Cromwell morreu em setembro de 1658. A revolução sobreviveu-lhe apenas alguns meses, pois, em 1660, os Stuart subiram novamente ao trono. O Lorde Protetor foi, de acordo com o rótulo que lhe conferiu um adversário monarquista, Lorde Clarendon, um “bravo homem mau”. Nosso “protetor” tinha o coração mole e não deixava de derramar algumas lágrimas na companhia de um dos “entusiastas” que mandara encarcerar. Os quakers o seduziam e o exasperavam ao mesmo tempo. No fundo, Cromwell era partidário da tolerância. Muito mais, considerando-o como um todo, que a maioria de seus contemporâneos. Mas o homem da ordem se agitava assim que ameaçavam atingir a propriedade ou as instituições civis. Esse fervoroso cristão nunca admitiu o zelo daqueles que dividem – mas era de uma notável abertura teológica com os batistas ou com seus irmãos “independentes”, adeptos da autogestão das igrejas contra o sistema presbítero-sinodal dos reformados.
Cromwell era incontestavelmente protestante.

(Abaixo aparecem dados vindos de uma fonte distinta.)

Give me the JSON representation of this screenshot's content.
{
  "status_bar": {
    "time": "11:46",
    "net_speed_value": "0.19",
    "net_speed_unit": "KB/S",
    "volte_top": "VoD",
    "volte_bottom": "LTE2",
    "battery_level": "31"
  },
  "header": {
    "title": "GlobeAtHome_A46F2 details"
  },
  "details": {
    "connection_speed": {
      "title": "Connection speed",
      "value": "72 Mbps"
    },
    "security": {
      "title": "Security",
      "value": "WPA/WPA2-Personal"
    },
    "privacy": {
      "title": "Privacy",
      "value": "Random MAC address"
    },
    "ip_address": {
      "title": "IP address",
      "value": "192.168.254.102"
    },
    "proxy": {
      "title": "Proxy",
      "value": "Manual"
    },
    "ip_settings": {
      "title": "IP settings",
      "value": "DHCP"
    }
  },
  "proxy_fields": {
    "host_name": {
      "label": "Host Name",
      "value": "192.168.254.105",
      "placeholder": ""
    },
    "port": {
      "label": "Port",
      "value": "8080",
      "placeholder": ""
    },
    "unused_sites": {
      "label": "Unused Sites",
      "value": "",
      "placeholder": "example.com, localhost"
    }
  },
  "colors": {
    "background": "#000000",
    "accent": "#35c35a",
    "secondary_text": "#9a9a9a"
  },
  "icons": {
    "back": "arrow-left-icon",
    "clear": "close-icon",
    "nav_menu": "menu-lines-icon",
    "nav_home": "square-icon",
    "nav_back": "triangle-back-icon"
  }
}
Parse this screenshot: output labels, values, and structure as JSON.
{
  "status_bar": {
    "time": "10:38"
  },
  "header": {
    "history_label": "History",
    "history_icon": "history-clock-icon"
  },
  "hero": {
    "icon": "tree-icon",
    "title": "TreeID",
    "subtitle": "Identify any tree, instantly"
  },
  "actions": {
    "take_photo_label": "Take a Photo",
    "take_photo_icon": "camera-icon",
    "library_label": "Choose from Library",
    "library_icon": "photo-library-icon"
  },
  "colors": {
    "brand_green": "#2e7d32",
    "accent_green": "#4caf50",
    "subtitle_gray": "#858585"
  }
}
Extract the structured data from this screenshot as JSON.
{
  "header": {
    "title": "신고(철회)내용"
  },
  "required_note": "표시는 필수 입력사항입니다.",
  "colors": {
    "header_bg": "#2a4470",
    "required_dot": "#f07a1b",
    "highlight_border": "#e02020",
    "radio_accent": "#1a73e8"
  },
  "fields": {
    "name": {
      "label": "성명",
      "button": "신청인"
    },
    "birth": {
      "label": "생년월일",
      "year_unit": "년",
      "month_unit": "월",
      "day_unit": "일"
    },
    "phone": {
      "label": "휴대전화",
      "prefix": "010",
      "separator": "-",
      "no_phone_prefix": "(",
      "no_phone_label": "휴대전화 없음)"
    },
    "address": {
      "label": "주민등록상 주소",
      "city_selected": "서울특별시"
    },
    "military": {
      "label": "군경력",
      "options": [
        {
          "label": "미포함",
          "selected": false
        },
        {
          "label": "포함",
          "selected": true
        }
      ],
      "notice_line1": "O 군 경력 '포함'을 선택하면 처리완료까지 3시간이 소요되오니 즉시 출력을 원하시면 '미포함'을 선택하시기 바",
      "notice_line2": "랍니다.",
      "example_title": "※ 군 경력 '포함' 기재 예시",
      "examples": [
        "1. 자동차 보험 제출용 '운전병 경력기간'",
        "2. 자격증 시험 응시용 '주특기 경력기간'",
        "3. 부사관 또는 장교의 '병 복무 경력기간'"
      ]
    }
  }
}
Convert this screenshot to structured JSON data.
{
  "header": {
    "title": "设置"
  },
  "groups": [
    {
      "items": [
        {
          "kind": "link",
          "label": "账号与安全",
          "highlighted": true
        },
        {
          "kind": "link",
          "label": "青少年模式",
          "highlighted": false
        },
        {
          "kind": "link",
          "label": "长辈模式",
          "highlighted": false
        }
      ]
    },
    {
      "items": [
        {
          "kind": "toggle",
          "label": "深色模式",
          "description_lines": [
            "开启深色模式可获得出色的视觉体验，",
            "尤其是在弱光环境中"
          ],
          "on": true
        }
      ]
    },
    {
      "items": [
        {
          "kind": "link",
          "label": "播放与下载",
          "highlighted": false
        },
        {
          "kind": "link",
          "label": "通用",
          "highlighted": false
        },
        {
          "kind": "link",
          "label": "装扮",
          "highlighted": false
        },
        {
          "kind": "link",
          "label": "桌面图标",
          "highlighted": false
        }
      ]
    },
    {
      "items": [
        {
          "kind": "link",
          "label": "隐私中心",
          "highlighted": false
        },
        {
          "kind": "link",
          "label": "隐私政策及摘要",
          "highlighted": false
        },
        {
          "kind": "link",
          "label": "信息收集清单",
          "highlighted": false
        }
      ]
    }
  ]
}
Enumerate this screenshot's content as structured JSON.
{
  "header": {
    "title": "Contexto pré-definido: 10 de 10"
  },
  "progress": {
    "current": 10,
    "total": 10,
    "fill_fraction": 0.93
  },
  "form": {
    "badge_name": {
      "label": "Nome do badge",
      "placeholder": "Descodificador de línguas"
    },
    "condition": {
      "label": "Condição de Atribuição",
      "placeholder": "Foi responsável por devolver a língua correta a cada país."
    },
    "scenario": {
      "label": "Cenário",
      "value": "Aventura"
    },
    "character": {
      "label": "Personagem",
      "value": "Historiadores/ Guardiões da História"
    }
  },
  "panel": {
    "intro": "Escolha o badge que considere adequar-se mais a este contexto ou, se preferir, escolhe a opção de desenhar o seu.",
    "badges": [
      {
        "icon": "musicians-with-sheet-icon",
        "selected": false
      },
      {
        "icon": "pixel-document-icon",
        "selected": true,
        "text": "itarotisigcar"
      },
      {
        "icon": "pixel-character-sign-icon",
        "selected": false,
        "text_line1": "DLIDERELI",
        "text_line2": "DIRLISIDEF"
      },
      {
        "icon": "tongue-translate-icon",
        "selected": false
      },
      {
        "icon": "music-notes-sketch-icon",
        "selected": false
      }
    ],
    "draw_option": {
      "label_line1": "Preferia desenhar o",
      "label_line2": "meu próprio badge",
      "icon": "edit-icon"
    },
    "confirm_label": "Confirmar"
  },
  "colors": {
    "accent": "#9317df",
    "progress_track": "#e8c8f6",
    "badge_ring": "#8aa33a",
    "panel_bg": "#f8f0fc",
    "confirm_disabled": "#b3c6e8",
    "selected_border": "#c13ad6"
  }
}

Como alguns outros, tinha muitas dificuldades para se encontrar em uma igreja; não esqueceu suas convicções quando se inflamou a favor dos vaudois1ou quando exigiu a readmissão dos judeus na Inglaterra, de onde foram expulsos em 1290. Certamente, ele não era tão compreensivo com os “papistas” irlandeses ou os anglicanos. O que não era de se espantar nesse século de ferro e de fogo.
Fazer uma biografia de Cromwell, sem complacência, sem heroicização póstuma, sem culto aos santos, mesmo puritanos, é escrever uma historia da fé, muito mais do que doutrinas políticas e religiosas. É preciso reencontrar toda a verdade de um homem, de um destino, de uma fé e de uma época. Que outro objeto atribuir à história senão essa confluência entre a convicção e a ação?